As our friends over at the IEA point out, close regulation and control might not in fact be the best way of managing matters:
Four in five sets of UK traffic lights should be torn down to reduce travel delays and boost the economy, a leading think-tank has claimed. The proliferation of traffic lights, speed bumps and bus lanes seen in Britain in recent decades is “damaging to the economy”, the report from the Institute of Economic Affairs (IEA) finds. It estimates that a two-minute delay to every car journey ends up costing the UK economy about £16 billion every year. “Not only is a majority of traffic regulation damaging to the economy, it also has a detrimental effect on road safety and the environment,” the report claims.
The full report is here.
There have been a number of empirical proofs of this contention. Traffic flowed better when a notorious set of lights in Beverly failed, a Dutch town has seen better traffic flow since mostly abandoning any detailed control. So, in the specific sense of traffic management, in certain conditions (we would not go so far as to say all) it is better to set general rules and then leave it to individuals to navigate their environment than it is to try and set detailed prescriptions for how each must act. Keep left, yield when necessary, be alert to what others are doing: rather than this file may move forward now, that in 30 seconds and so on.
What interests us is that this does, we are certain, apply in a more macro sense too. Yes, certainly, the economy as a whole needs certain basic rules. Don't cheat, play fair, do the best you can perhaps, but what it doesn't need is detailed rules. Bakers may only start to bake at 4 am, only shops at train stations may open on a Sunday, only those with a two year apprenticeship may drive a taxi in London, only a licenced electrician may change a kitchen plug.

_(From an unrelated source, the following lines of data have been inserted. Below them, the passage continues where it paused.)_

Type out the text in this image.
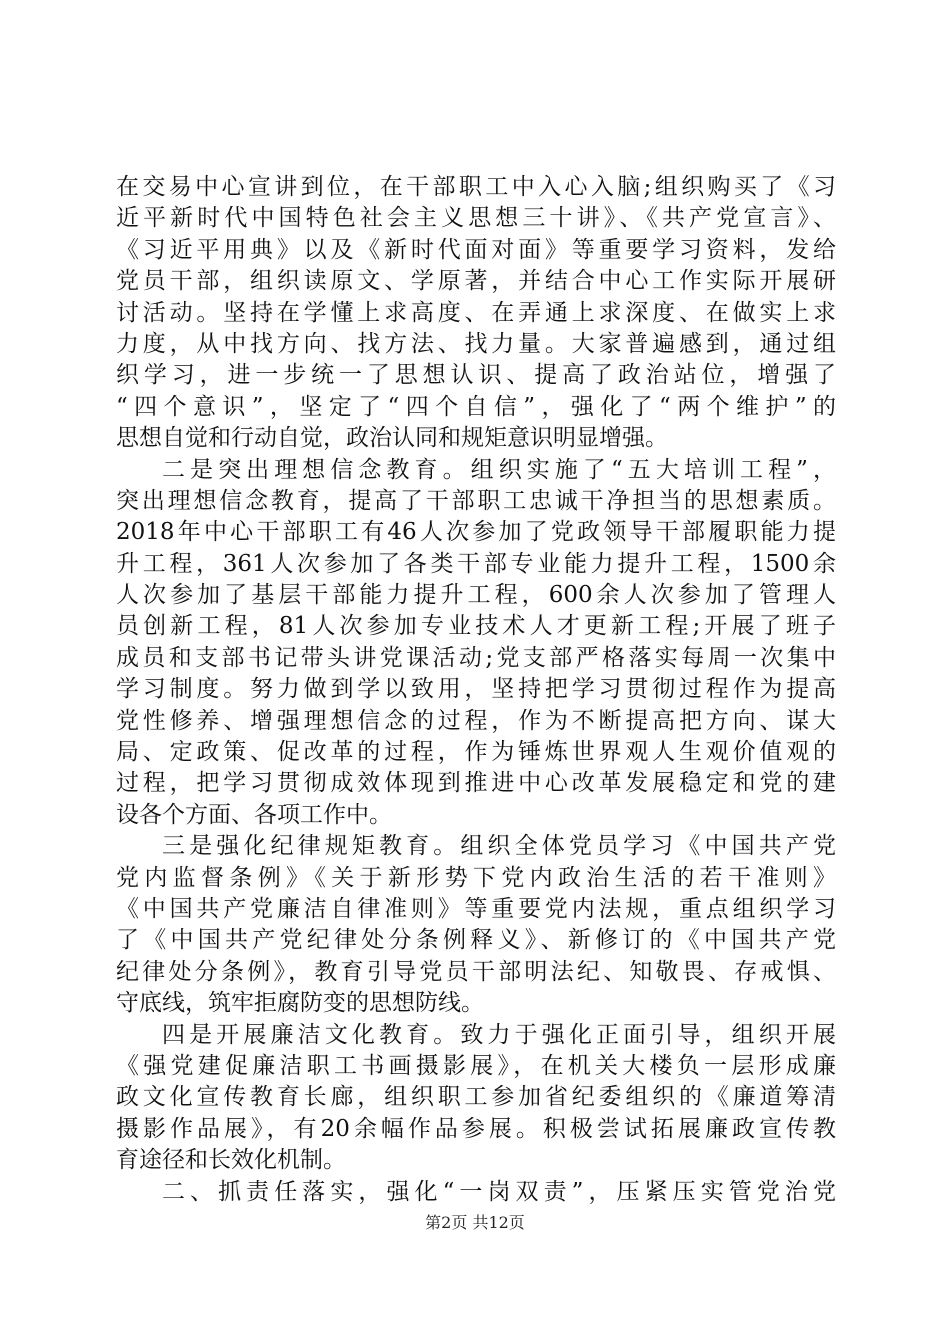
在交易中心宣讲到位，在干部职工中入心入脑;组织购买了《习
近平新时代中国特色社会主义思想三十讲》、《共产党宣言》、
《习近平用典》以及《新时代面对面》等重要学习资料，发给
党员干部，组织读原文、学原著，并结合中心工作实际开展研
讨活动。坚持在学懂上求高度、在弄通上求深度、在做实上求
力度，从中找方向、找方法、找力量。大家普遍感到，通过组
织学习，进一步统一了思想认识、提高了政治站位，增强了
“四个意识”，坚定了“四个自信”，强化了“两个维护”的
思想自觉和行动自觉，政治认同和规矩意识明显增强。
二是突出理想信念教育。组织实施了“五大培训工程”，
突出理想信念教育，提高了干部职工忠诚干净担当的思想素质。
2018年中心干部职工有46人次参加了党政领导干部履职能力提
升工程，361人次参加了各类干部专业能力提升工程，1500余
人次参加了基层干部能力提升工程，600余人次参加了管理人
员创新工程，81人次参加专业技术人才更新工程;开展了班子
成员和支部书记带头讲党课活动;党支部严格落实每周一次集中
学习制度。努力做到学以致用，坚持把学习贯彻过程作为提高
党性修养、增强理想信念的过程，作为不断提高把方向、谋大
局、定政策、促改革的过程，作为锤炼世界观人生观价值观的
过程，把学习贯彻成效体现到推进中心改革发展稳定和党的建
设各个方面、各项工作中。
三是强化纪律规矩教育。组织全体党员学习《中国共产党
党内监督条例》《关于新形势下党内政治生活的若干准则》
《中国共产党廉洁自律准则》等重要党内法规，重点组织学习
了《中国共产党纪律处分条例释义》、新修订的《中国共产党
纪律处分条例》，教育引导党员干部明法纪、知敬畏、存戒惧、
守底线，筑牢拒腐防变的思想防线。
四是开展廉洁文化教育。致力于强化正面引导，组织开展
《强党建促廉洁职工书画摄影展》，在机关大楼负一层形成廉
政文化宣传教育长廊，组织职工参加省纪委组织的《廉道筹清
摄影作品展》，有20余幅作品参展。积极尝试拓展廉政宣传教
育途径和长效化机制。
二、抓责任落实，强化“一岗双责”，压紧压实管党治党
第2页 共12页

The analogy is pretty direct really: leaving adults to navigate their local environment dependent upon the local conditions leads to smoother flow. Leaving most people, most of the time, to their own devices in navigating the economy leads to a better flow through said economy. And, of course, flow here is what we mean by economic growth: that's what it is to a great extent.
This is not to argue for no regulation: it's to argue for the necessary minimum to produce the flow. Traffic will not flow smoothly if people start to drive on the right in the UK (as the joke has it, odd plates the day before even). The economy will not flow, will not grow, if we do not have rules about what is whose and how exchange takes place and is acknowledged. But once the general rules are set then leave people to it. It is, perhaps, to argue for the common law approach to regulation: anything we've not said you may not do you can. Rather than the Roman Law approach, and yes we know this is over egging the difference a little, which is that only those things we've said you may do may be done.
An analogy rather than a hard and fast comparison, but the underlying point the analogy is noting is that local conditions are much too complex, to changeable, for any centre to be able to provide prescriptive rules for all circumstances for both traffic and the general economy. Thus we should concentrate on producing the decision making rules, simple ones, by which people can navigate those local conditions.
If you prefer, if it turns out that just us normal folk can guide a tonne or two of metal capable of 70 miles an hour and up through the complexities of life better than the bureaucrats can tell us how to do it then we're entirely capable of sorting out our desired toothpaste, sugar consumption, booze quantity, weight, exchange and style of living without their intervention.
Which leads us to something we say quite a lot around here. It's amazing how much better things can get if we just stop government doing some of the damn fool things it already does.